Giovanni Grevenbroch, Nobili veneziani al caffé (1754) |
Ho letto un piccolo
saggio ai tavolini di un bar. Accanto a me, un turista raccontava
alla sua amica una situazione singolare. È stato ospite in casa di
un'estranea, e si è trovato a farle da segretario sentimentale: lui
non c’entrava niente, ma si è sentito spontaneamente in dovere di
incastrarle per bene gli appuntamenti, di «coprirla» con delle
scuse parlando al telefono con una folla di spasimanti. A un altro
tavolino quattro pensionati veneziani commentavano una bega per il
parcheggio delle barche in un canale, si scaldavano contro i
privilegi del posto-barca.
André Morellet |
L'arte di conversare
(trad. di Valeria Gianolio e Marco di Castri, il Melangolo) è un
breve scritto di André Morellet, enciclopedista amico di Diderot e
d'Holbach. Si tratta di un commento a dieci paginette di Jonathan
Swift, Note per un saggio sulla conversazione, riportato in
appendice. Per Morellet la conversazione perfeziona la società: ha
fondato addirittura i concetti di vizio, virtù, dovere, ecc.,
raffinando la mera soddisfazione dei bisogni primari. Ed è anche la
situazione dove i pochi lettori di trattati diffondono nuove teorie
presso i non-lettori pigri.
Ampliando le argomentazioni di Switt,
Morellet elenca undici errori che rovinano la conversazione fra gli
uomini: 1) la disattenzione; 2)
l'abitudine di interrompere e parlare più di uno alla volta; 3)
l'ansia di dar prova di spirito; 4) il parlare troppo di sé; 5) il
dispotismo nel dirigere il filo del discorso; 6) la pedanteria; 7) la
mancanza di coerenza; 8) la tendenza alla battuta di spirito; 9) lo
spirito di contraddizione; 10) gli attacchi personali; 11) sottrarsi
alla conversazione generale per continuare a parlare in due o tre.
Davvero a qualcuno di voi
è capitato di partecipare a una conversazione fra dodici, venti
persone?
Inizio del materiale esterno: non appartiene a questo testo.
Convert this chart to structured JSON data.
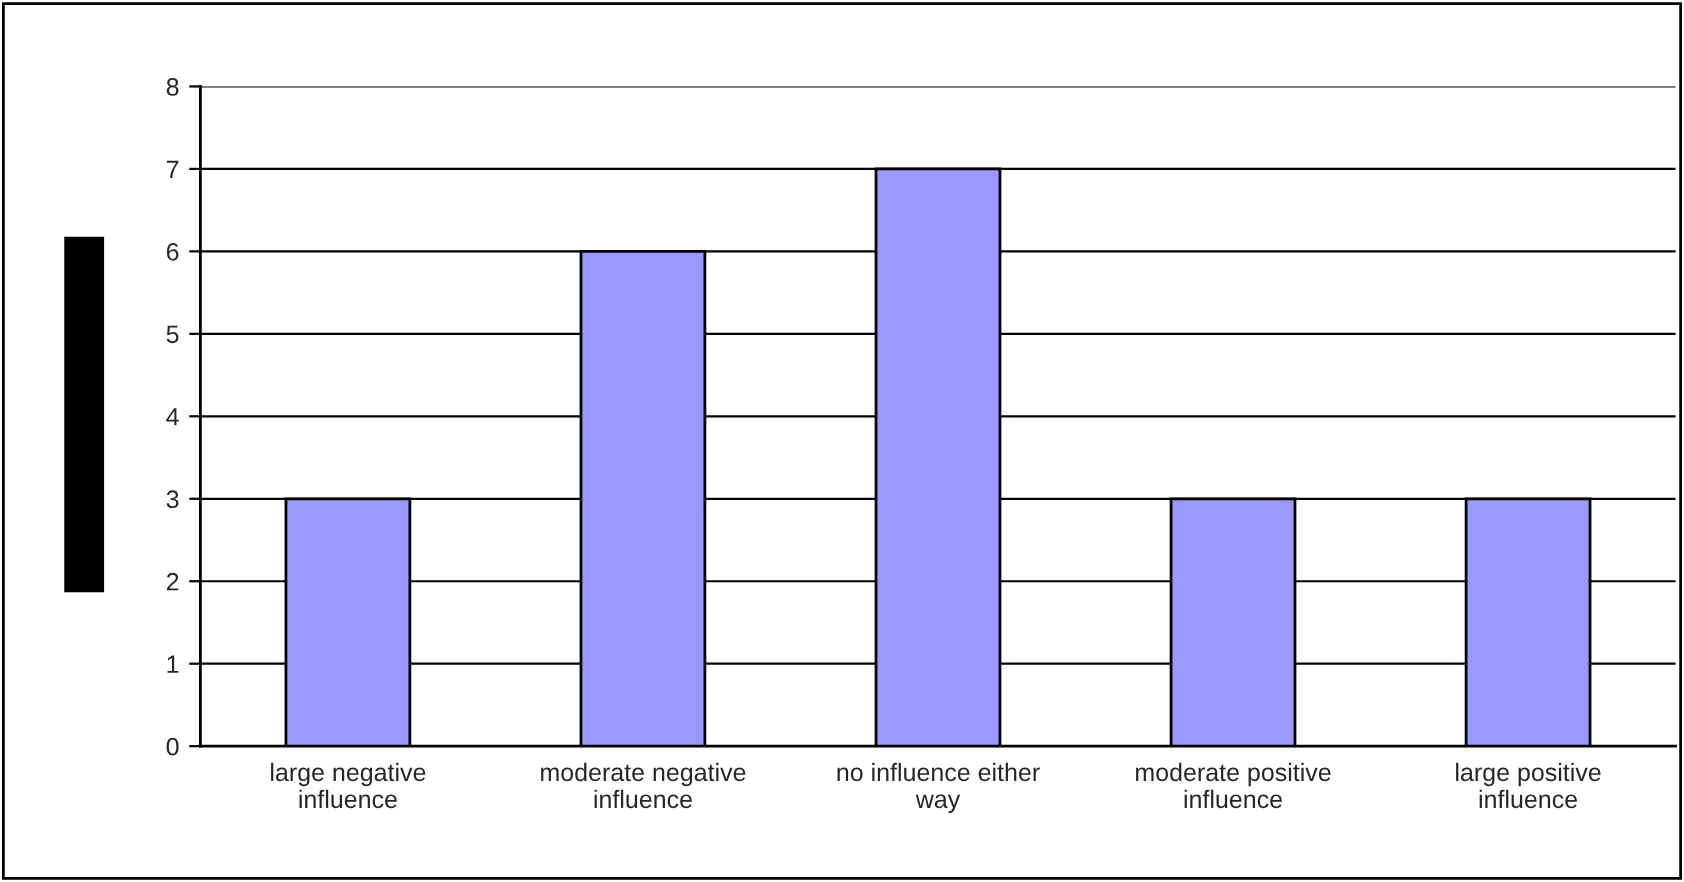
{
  "chart_data": {
    "type": "bar",
    "categories": [
      "large negative\ninfluence",
      "moderate negative\ninfluence",
      "no influence either\nway",
      "moderate positive\ninfluence",
      "large positive\ninfluence"
    ],
    "values": [
      3,
      6,
      7,
      3,
      3
    ],
    "color": "#9999ff",
    "ylim": [
      0,
      8
    ],
    "yticks": [
      0,
      1,
      2,
      3,
      4,
      5,
      6,
      7,
      8
    ],
    "grid": "y",
    "legend": false
  }
}
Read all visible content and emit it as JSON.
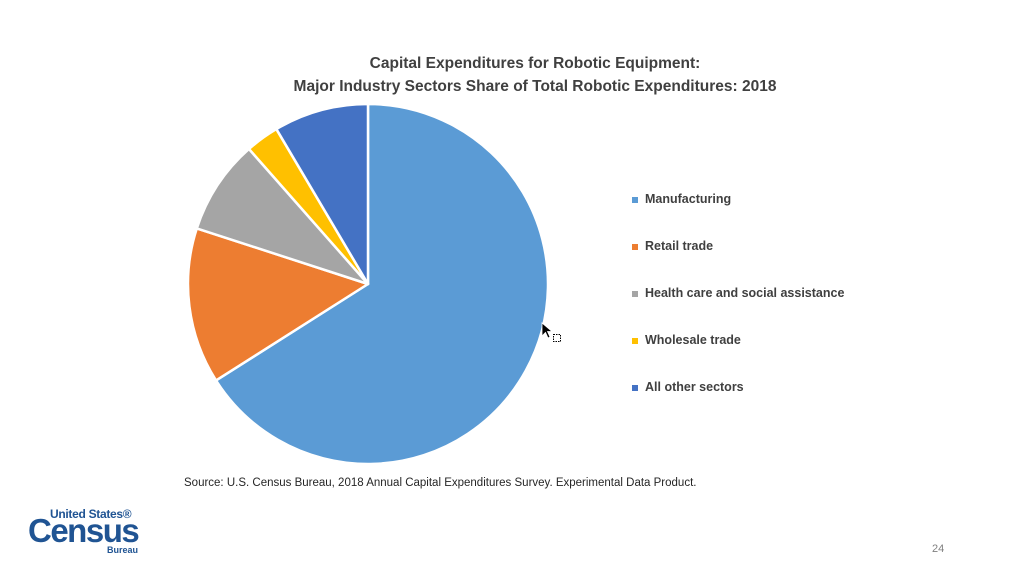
{
  "chart_data": {
    "type": "pie",
    "title": "Capital Expenditures for Robotic Equipment:",
    "subtitle": "Major Industry Sectors Share of Total Robotic Expenditures: 2018",
    "slices": [
      {
        "label": "Manufacturing",
        "value": 66,
        "color": "#5B9BD5"
      },
      {
        "label": "Retail trade",
        "value": 14,
        "color": "#ED7D31"
      },
      {
        "label": "Health care and social assistance",
        "value": 8.5,
        "color": "#A5A5A5"
      },
      {
        "label": "Wholesale trade",
        "value": 3,
        "color": "#FFC000"
      },
      {
        "label": "All other sectors",
        "value": 8.5,
        "color": "#4472C4"
      }
    ],
    "start_angle": "12 o'clock",
    "direction": "clockwise",
    "legend_position": "right"
  },
  "source": "Source: U.S. Census Bureau, 2018 Annual Capital Expenditures Survey. Experimental Data Product.",
  "logo": {
    "top": "United States®",
    "main": "Census",
    "bottom": "Bureau"
  },
  "page_number": "24",
  "cursor_icon": "pointer-with-selection-icon"
}
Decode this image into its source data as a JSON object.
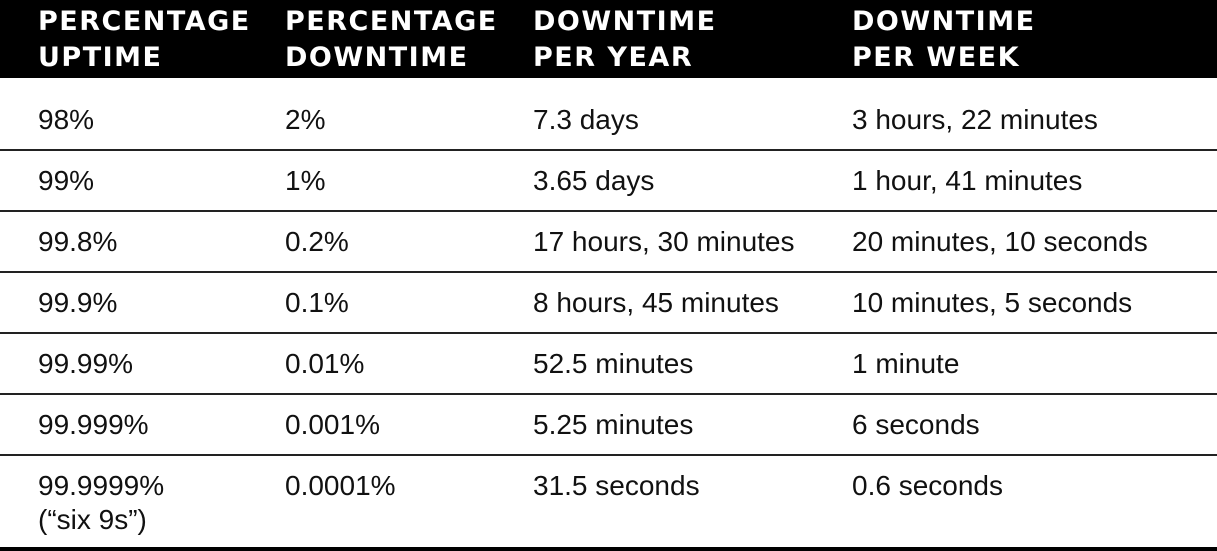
{
  "table": {
    "headers": [
      "PERCENTAGE\nUPTIME",
      "PERCENTAGE\nDOWNTIME",
      "DOWNTIME\nPER YEAR",
      "DOWNTIME\nPER WEEK"
    ],
    "rows": [
      [
        "98%",
        "2%",
        "7.3 days",
        "3 hours, 22 minutes"
      ],
      [
        "99%",
        "1%",
        "3.65 days",
        "1 hour, 41 minutes"
      ],
      [
        "99.8%",
        "0.2%",
        "17 hours, 30 minutes",
        "20 minutes, 10 seconds"
      ],
      [
        "99.9%",
        "0.1%",
        "8 hours, 45 minutes",
        "10 minutes, 5 seconds"
      ],
      [
        "99.99%",
        "0.01%",
        "52.5 minutes",
        "1 minute"
      ],
      [
        "99.999%",
        "0.001%",
        "5.25 minutes",
        "6 seconds"
      ],
      [
        "99.9999%\n(“six 9s”)",
        "0.0001%",
        "31.5 seconds",
        "0.6 seconds"
      ]
    ]
  },
  "colors": {
    "header_background": "#000000",
    "header_text": "#ffffff",
    "body_text": "#111111",
    "rule": "#222222"
  }
}
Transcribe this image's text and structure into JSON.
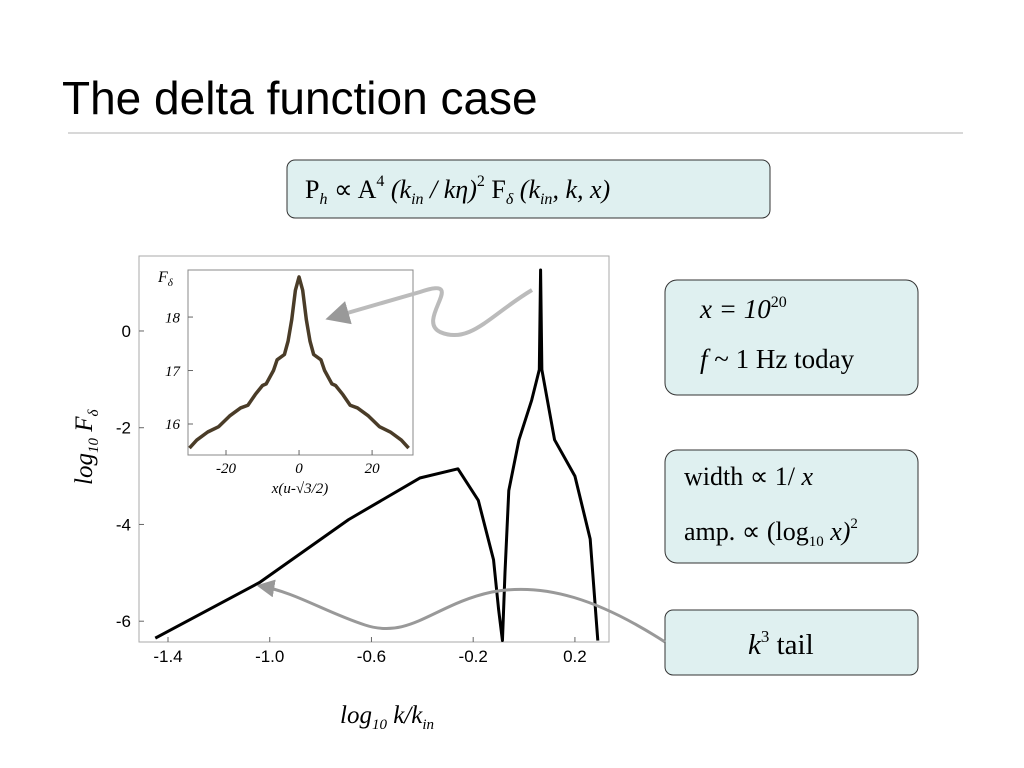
{
  "title": "The delta function case",
  "formula": [
    "P",
    "h",
    " ∝ A",
    "4",
    " (k",
    "in",
    " / kη)",
    "2",
    " F",
    "δ",
    " (k",
    "in",
    ", k, x)"
  ],
  "boxes": [
    {
      "lines": [
        [
          "x = 10",
          "20"
        ],
        [
          "f",
          " ~ 1 Hz today"
        ]
      ]
    },
    {
      "lines": [
        [
          "width  ∝ 1/ ",
          "x"
        ],
        [
          "amp.  ∝ (log",
          "10",
          " x)",
          "2"
        ]
      ]
    },
    {
      "lines": [
        [
          "k",
          "3",
          "  tail"
        ]
      ]
    }
  ],
  "chart_data": [
    {
      "type": "line",
      "x_label": [
        "log",
        "10",
        " k/k",
        "in"
      ],
      "y_label": [
        "log",
        "10",
        " F",
        "δ"
      ],
      "x": [
        -1.45,
        -1.04,
        -0.69,
        -0.41,
        -0.26,
        -0.18,
        -0.12,
        -0.1,
        -0.085,
        -0.075,
        -0.06,
        -0.02,
        0.03,
        0.06,
        0.065,
        0.07,
        0.12,
        0.2,
        0.26,
        0.29
      ],
      "values": [
        -6.35,
        -5.2,
        -3.9,
        -3.04,
        -2.85,
        -3.5,
        -4.73,
        -5.76,
        -6.4,
        -5.0,
        -3.3,
        -2.25,
        -1.43,
        -0.8,
        1.26,
        -0.8,
        -2.25,
        -3.0,
        -4.3,
        -6.4
      ],
      "color": "#000000",
      "xlim": [
        -1.514,
        0.334
      ],
      "ylim": [
        -6.43,
        1.55
      ],
      "xticks": [
        -1.4,
        {
          "value": -1,
          "label": "-1.0"
        },
        -0.6,
        -0.2,
        0.2
      ],
      "yticks": [
        0,
        -2,
        -4,
        -6
      ]
    },
    {
      "type": "line",
      "x_label": "x(u-√3/2)",
      "y_label": [
        "F",
        "δ"
      ],
      "x": [
        -30,
        -28,
        -25,
        -22,
        -19,
        -16,
        -14,
        -12,
        -10,
        -9,
        -7,
        -6,
        -4,
        -3,
        -2,
        -1,
        0,
        1,
        2,
        3,
        4,
        6,
        7,
        9,
        10,
        12,
        14,
        16,
        19,
        22,
        25,
        28,
        30
      ],
      "values": [
        15.55,
        15.7,
        15.85,
        15.95,
        16.15,
        16.3,
        16.35,
        16.55,
        16.72,
        16.75,
        17.0,
        17.2,
        17.3,
        17.55,
        17.95,
        18.5,
        18.75,
        18.5,
        17.95,
        17.55,
        17.3,
        17.2,
        17.0,
        16.75,
        16.72,
        16.55,
        16.35,
        16.3,
        16.15,
        15.95,
        15.85,
        15.7,
        15.55
      ],
      "color": "#4a3c28",
      "xlim": [
        -30.4,
        31.2
      ],
      "ylim": [
        15.42,
        18.88
      ],
      "xticks": [
        -20,
        0,
        20
      ],
      "yticks": [
        16,
        17,
        18
      ]
    }
  ]
}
Il Settecento è preistoria fossile? Abbiamo delegato tutto
ai salotti televisivi?
Qualche aforisma sulle
chiacchiere fruttuose. Michel de Montaigne: «Mi piace, fra
galantuomini, che ci si esprima coraggiosamente, che le parole vadano
dove va il pensiero. Bisogna irrobustire il nostro udito e indurirlo
contro la dolcezza del suono cerimonioso delle parole». George
Cristoph Lichtenberg: «Non bisogna mai giudicare un uomo da quello
che ha scritto ma da quello che dice in compagnia di uomini a lui
pari». Jean Baudrillard: «Due situazioni interessanti: quando il
pensiero va più veloce della lingua, quando la lingua va più veloce
del pensiero. Il peggio, è quando il pensiero e il linguaggio vanno
di pari passo: lì comincia la noia».